The Individualized Molecular Pancreatic Cancer Therapy (IMPaCT) trial screens patients for actionable molecular phenotypes using genomic sequencing and other assays and randomizes between standard therapy and a personalized therapeutic approach (Fig. 6). Initially, patients with tumors of specific molecular phenotypes (that have been comprehensively determined through the APGI) are being recruited. Three subgroups with pre-defined actionable mutations will be tested initially. This trial was designed to be “adaptive” so that additional arms can be added as molecular sub-types and/or novel agents targeting these specific pathways are identified.

Fig. 6
figure 6

Schema of IMPaCT (Individualized Molecular Pancreatic Cancer Therapy) trial: an early phase trial where patients with pre-defined molecular phenotypes are randomized to standard or phenotype-guided therapy. This trial is designed to be “adaptive”, so that novel target–drug combinations can be added

The three actionable mutations tested initially include

  1. 1.

    HER2 amplified: Targeting HER2 amplified disease with trastuzumab has proven benefit in malignancies other than early and advanced breast cancer, as exemplified by the improvement in overall survival when trastuzumab was administered in HER2-positive metastatic gastric cancer [19]. Furthermore, the encouraging results observed with TDM-1 in patients with advanced breast cancer suggest that novel HER2 targeting agents may have additional benefit [20].

  2. 2.

    DNA damage response (DDR) defective: Clinical observations have demonstrated that there are subsets of PDAC patients who are sensitive to DNA-damaging anti-cancer agents such as cisplatin and radiation: an assertion suggested by the recent demonstration of efficacy with the FOLFIRINOX regimen in metastatic PDAC [21]. DDR defects can be detected using next-generation sequencing (manuscript submitted), and are associated with response to platinums and mitomycin C.

  3. 3.

    Anti-EGFR responsive: Small improvements in overall survival may be achieved with the addition of erlotinib to gemcitabine in combination therapy regimens in unselected patients with advanced disease [22]. By extrapolating findings from colorectal cancer, we hypothesize that patients with mutations in KRAS are unlikely to benefit from inhibition of EGFR, and therefore patients with KRAS wild-type tumors will be recruited.

The ability to forecast prognosis and predict response to a specific therapy could better stratify patients to optimal therapy without delay.

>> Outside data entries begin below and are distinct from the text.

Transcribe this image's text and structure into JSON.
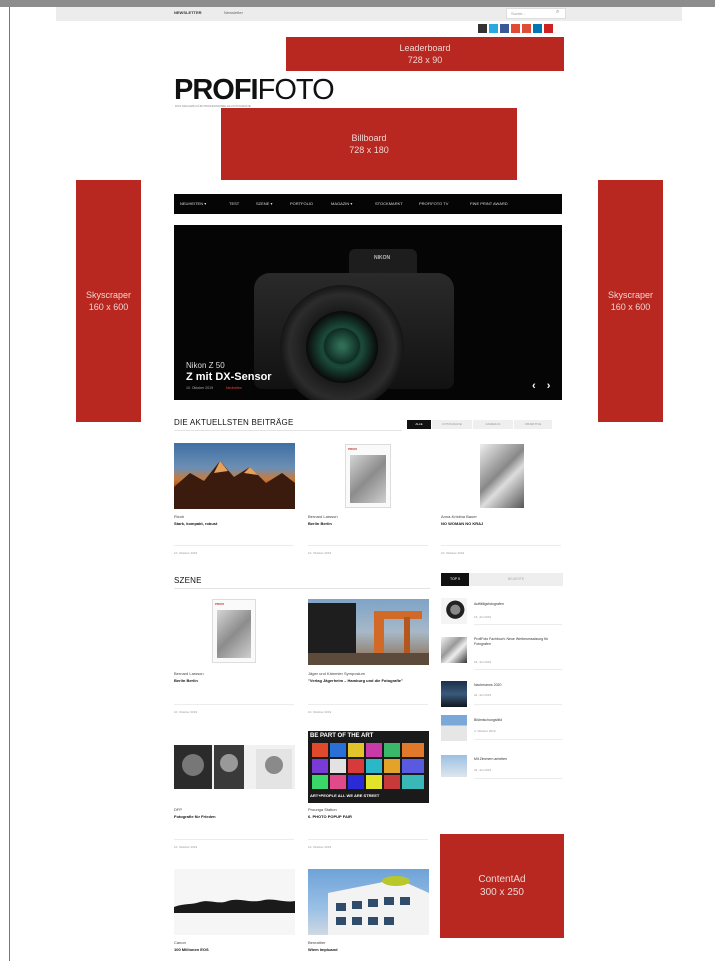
{
  "topbar": {
    "newsletter": "NEWSLETTER",
    "newsletter2": "Newsletter",
    "search_placeholder": "Suche..."
  },
  "social_colors": [
    "#333333",
    "#2aa9e0",
    "#3b5998",
    "#e24a35",
    "#dd4b39",
    "#0077b5",
    "#cc2222"
  ],
  "ads": {
    "leaderboard": {
      "line1": "Leaderboard",
      "line2": "728 x 90"
    },
    "billboard": {
      "line1": "Billboard",
      "line2": "728 x 180"
    },
    "skyscraper_left": {
      "line1": "Skyscraper",
      "line2": "160 x 600"
    },
    "skyscraper_right": {
      "line1": "Skyscraper",
      "line2": "160 x 600"
    },
    "contentad": {
      "line1": "ContentAd",
      "line2": "300 x 250"
    }
  },
  "logo": {
    "bold": "PROFI",
    "thin": "FOTO",
    "sub": "DAS MAGAZIN FÜR PROFESSIONELLE FOTOGRAFIE"
  },
  "nav": {
    "items": [
      "NEUHEITEN ▾",
      "TEST",
      "SZENE ▾",
      "PORTFOLIO",
      "MAGAZIN ▾",
      "STOCKMARKT",
      "PROFIFOTO TV",
      "FINE PRINT AWARD"
    ]
  },
  "slider": {
    "brand": "NIKON",
    "kicker": "Nikon Z 50",
    "title": "Z mit DX-Sensor",
    "date": "10. Oktober 2019",
    "category": "Neuheiten",
    "arrows": "‹ ›"
  },
  "latest": {
    "title": "DIE AKTUELLSTEN BEITRÄGE",
    "tabs": [
      "ALLE",
      "FOTOGRAFIE",
      "KAMERAS",
      "OBJEKTIVE"
    ],
    "cards": [
      {
        "kicker": "Ricoh",
        "title": "Stark, kompakt, robust",
        "date": "10. Oktober 2019"
      },
      {
        "kicker": "Bernard Larsson",
        "title": "Berlin Berlin",
        "date": "10. Oktober 2019"
      },
      {
        "kicker": "Anna-Kristina Bauer",
        "title": "NO WOMAN NO KRAJ",
        "date": "10. Oktober 2019"
      }
    ]
  },
  "szene": {
    "title": "SZENE",
    "cards": [
      {
        "kicker": "Bernard Larsson",
        "title": "Berlin Berlin",
        "date": "10. Oktober 2019"
      },
      {
        "kicker": "Jäger und Kämmler Symposium",
        "title": "\"Verlag Jägerheim – Hamburg und die Fotografie\"",
        "date": "10. Oktober 2019"
      },
      {
        "kicker": "DFP",
        "title": "Fotografie für Frieden",
        "date": "10. Oktober 2019"
      },
      {
        "kicker": "Prounga Station",
        "title": "6. PHOTO POPUP FAIR",
        "date": "10. Oktober 2019"
      },
      {
        "kicker": "Canon",
        "title": "100 Millionen EOS",
        "date": ""
      },
      {
        "kicker": "Benrather",
        "title": "Wiem Impluand",
        "date": ""
      }
    ],
    "poster_text_top": "BE PART OF THE ART",
    "poster_text_bottom": "ART+PEOPLE ALL WE ARE STREET"
  },
  "sidebar": {
    "tabs": [
      "TOP 5",
      "NEUESTE"
    ],
    "items": [
      {
        "title": "Auffälligsfotografen",
        "date": "16. Juli 2019"
      },
      {
        "title": "ProfiFoto Fachbuch: Neue Werbeumsatzung für Fotografen",
        "date": "18. Juli 2019"
      },
      {
        "title": "Nachmanns 2020",
        "date": "22. Juli 2019"
      },
      {
        "title": "Bildmischungsbild",
        "date": "4. Oktober 2019"
      },
      {
        "title": "Mit Zimmern arbeiten",
        "date": "22. Juli 2019"
      }
    ]
  },
  "colors": {
    "ad_red": "#b82720",
    "nav_black": "#050505",
    "accent_red": "#e2483d"
  }
}
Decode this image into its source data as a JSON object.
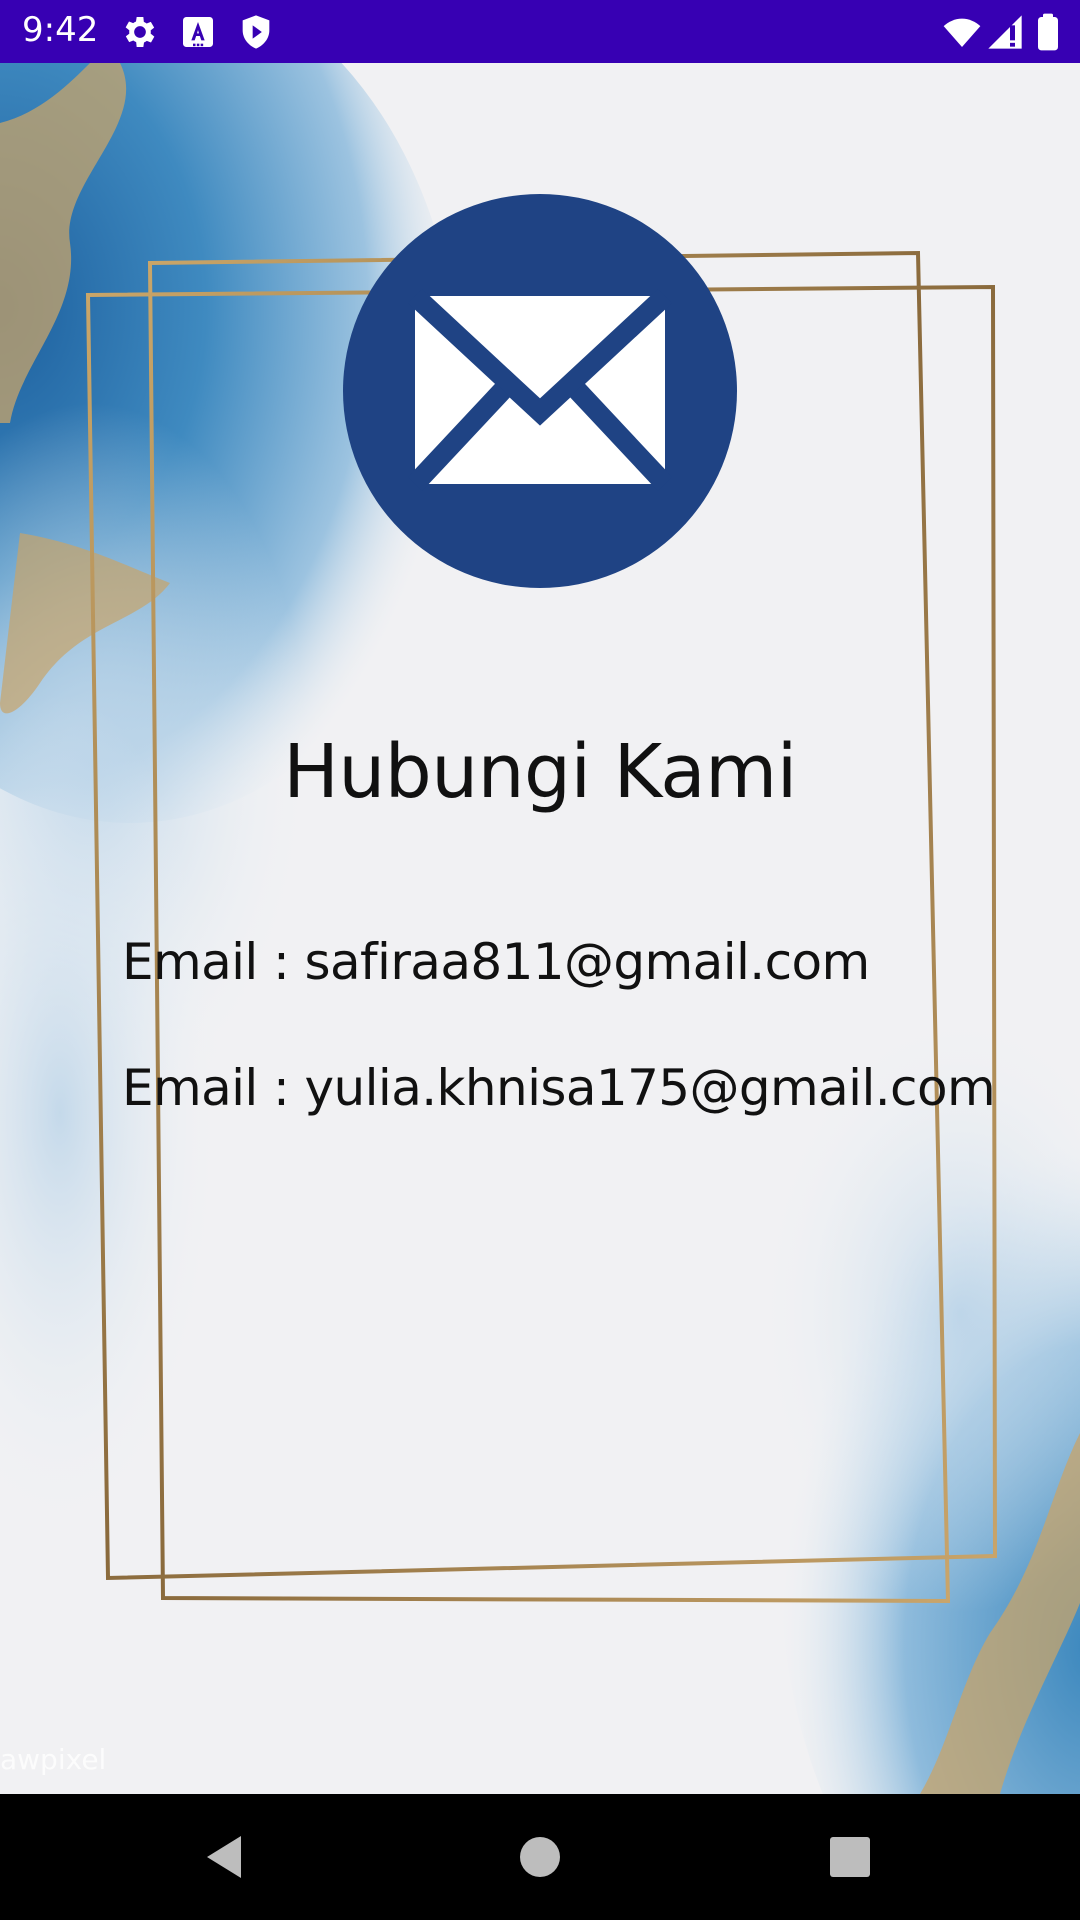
{
  "status_bar": {
    "time": "9:42",
    "icons": [
      "settings-icon",
      "text-a-icon",
      "shield-play-icon",
      "wifi-icon",
      "signal-icon",
      "battery-icon"
    ],
    "background": "#3700B3"
  },
  "page": {
    "title": "Hubungi Kami",
    "emails": [
      "Email : safiraa811@gmail.com",
      "Email : yulia.khnisa175@gmail.com"
    ],
    "watermark": "awpixel",
    "accent_color": "#1F4384",
    "frame_color": "#A8885A"
  },
  "nav_bar": {
    "buttons": [
      "back-icon",
      "home-icon",
      "recents-icon"
    ]
  }
}
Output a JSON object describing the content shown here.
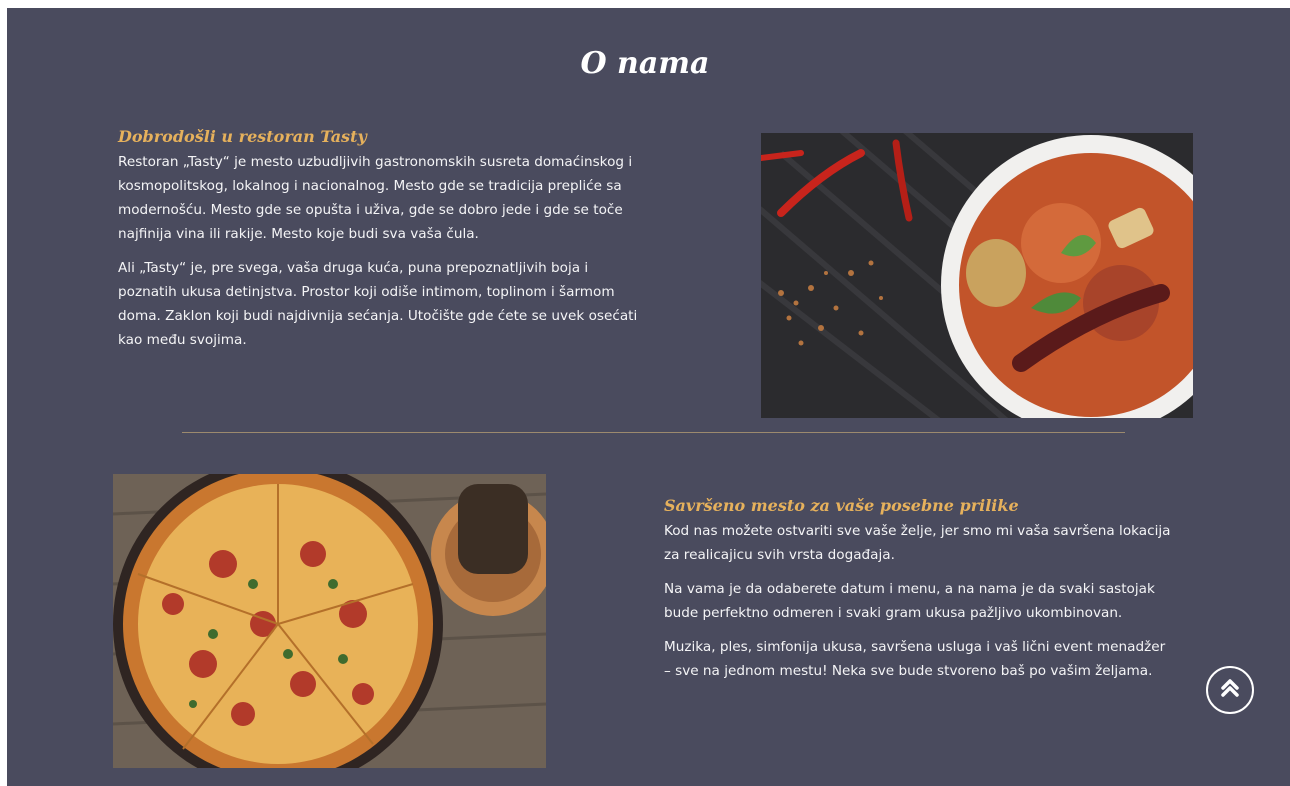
{
  "section": {
    "title": "O nama"
  },
  "block1": {
    "heading": "Dobrodošli u restoran Tasty",
    "paragraphs": [
      "Restoran „Tasty“ je mesto uzbudljivih gastronomskih susreta domaćinskog i kosmopolitskog, lokalnog i nacionalnog. Mesto gde se tradicija prepliće sa modernošću. Mesto gde se opušta i uživa, gde se dobro jede i gde se toče najfinija vina ili rakije. Mesto koje budi sva vaša čula.",
      "Ali „Tasty“ je, pre svega, vaša druga kuća, puna prepoznatljivih boja i poznatih ukusa detinjstva. Prostor koji odiše intimom, toplinom i šarmom doma. Zaklon koji budi najdivnija sećanja. Utočište gde ćete se uvek osećati kao među svojima."
    ]
  },
  "block2": {
    "heading": "Savršeno mesto za vaše posebne prilike",
    "paragraphs": [
      "Kod nas možete ostvariti sve vaše želje, jer smo mi vaša savršena lokacija za realicajicu svih vrsta događaja.",
      "Na vama je da odaberete datum i menu, a na nama je da svaki sastojak bude perfektno odmeren i svaki gram ukusa pažljivo ukombinovan.",
      "Muzika, ples, simfonija ukusa, savršena usluga i vaš lični event menadžer – sve na jednom mestu! Neka sve bude stvoreno baš po vašim željama."
    ]
  },
  "images": {
    "top_right": "curry-photo",
    "bottom_left": "pizza-photo"
  },
  "scroll_top": {
    "icon": "double-chevron-up-icon"
  },
  "colors": {
    "background": "#4a4b5e",
    "accent": "#e6b15c",
    "text": "#ffffff",
    "divider": "#9c8a6e"
  }
}
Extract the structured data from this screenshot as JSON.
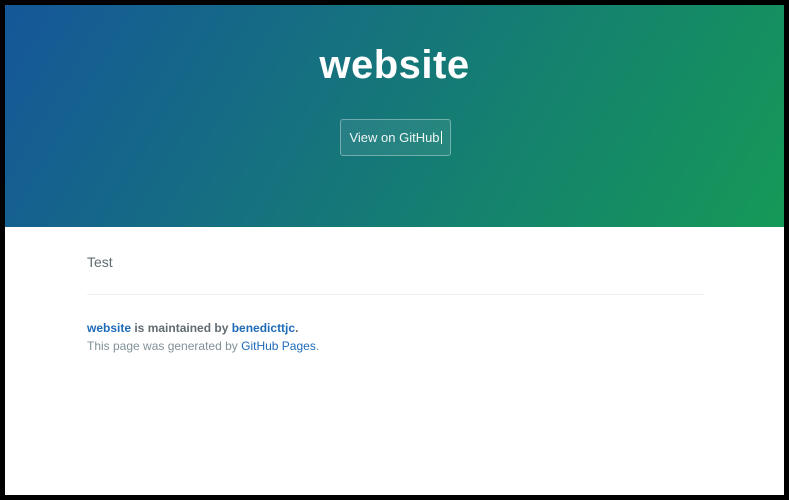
{
  "header": {
    "project_name": "website",
    "github_button_label": "View on GitHub"
  },
  "main": {
    "content_text": "Test"
  },
  "footer": {
    "owner_repo_link": "website",
    "maintained_by_text": " is maintained by ",
    "owner_link": "benedicttjc",
    "owner_suffix": ".",
    "credits_prefix": "This page was generated by ",
    "credits_link": "GitHub Pages",
    "credits_suffix": "."
  },
  "colors": {
    "header_gradient_start": "#155799",
    "header_gradient_end": "#159957",
    "link": "#1e6bb8",
    "text": "#606c71",
    "muted_text": "#819198"
  }
}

This approach would improve overall outcomes and quality of life by minimizing unnecessary side effects of ineffective treatments. Furthermore, directing ongoing studies towards resistant phenotypes would facilitate the development of novel therapeutic strategies. Advances in genomic sequencing provide the potential opportunity to measure actionable genomic aberrations in parallel to facilitate the development of personalized (stratified) therapeutic strategies for cancer.

Conclusion

Novel technologies have provided significant opportunities for a deeper understanding of disease pathophysiology. Early results have indicated extensive genomic diversity, which requires novel approaches to tackle tumor heterogeneity. Purpose-built translational infrastructure and informatics systems, together with well-characterized pre-clinical models, are required to facilitate translation into clinical care.